Other Contributing Factors

Obstructive sleep apnea places chronic stress on the heart. Repeated episodes of interrupted breathing during sleep cause oxygen levels to drop and blood pressure to spike dozens of times per night. Over years, this intermittent strain thickens the heart walls and raises the pressure in the blood vessels leading to the lungs, which can lead to right-sided heart failure.
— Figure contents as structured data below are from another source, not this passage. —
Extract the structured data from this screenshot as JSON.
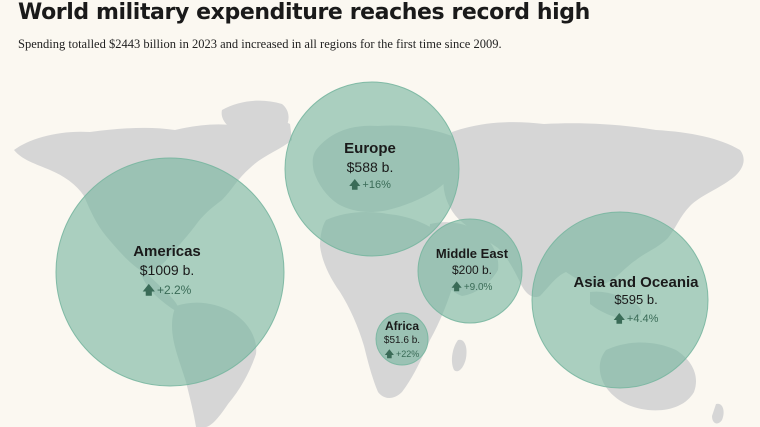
{
  "header": {
    "title": "World military expenditure reaches record high",
    "subtitle": "Spending totalled $2443 billion in 2023 and increased in all regions for the first time since 2009."
  },
  "regions": [
    {
      "name": "Americas",
      "spending": "$1009 b.",
      "change": "+2.2%"
    },
    {
      "name": "Europe",
      "spending": "$588 b.",
      "change": "+16%"
    },
    {
      "name": "Middle East",
      "spending": "$200 b.",
      "change": "+9.0%"
    },
    {
      "name": "Africa",
      "spending": "$51.6 b.",
      "change": "+22%"
    },
    {
      "name": "Asia and Oceania",
      "spending": "$595 b.",
      "change": "+4.4%"
    }
  ],
  "colors": {
    "bubble": "#78b6a0",
    "land": "#d6d6d6",
    "background": "#fbf8f1",
    "arrow": "#3a6b57"
  },
  "icons": {
    "increase": "up-arrow-icon"
  }
}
Thyroid disorders also play a role. An overactive thyroid forces the heart to beat faster and harder than necessary, sometimes for months before diagnosis, while an underactive thyroid can weaken the heart muscle and cause fluid retention. Obesity places extra demand on the heart simply because there is more tissue requiring blood flow, and the associated metabolic changes, including insulin resistance and chronic low-grade inflammation, compound the damage. Severe kidney disease, which disrupts fluid balance and blood pressure regulation, frequently contributes to heart failure as well.

In many cases, heart failure results not from a single cause but from several of these factors acting together. Someone with moderately high blood pressure, early diabetes, and a history of heavy drinking faces a compounding risk that far exceeds any one factor alone. This overlap is one reason heart failure has become increasingly common even as treatments for individual conditions have improved.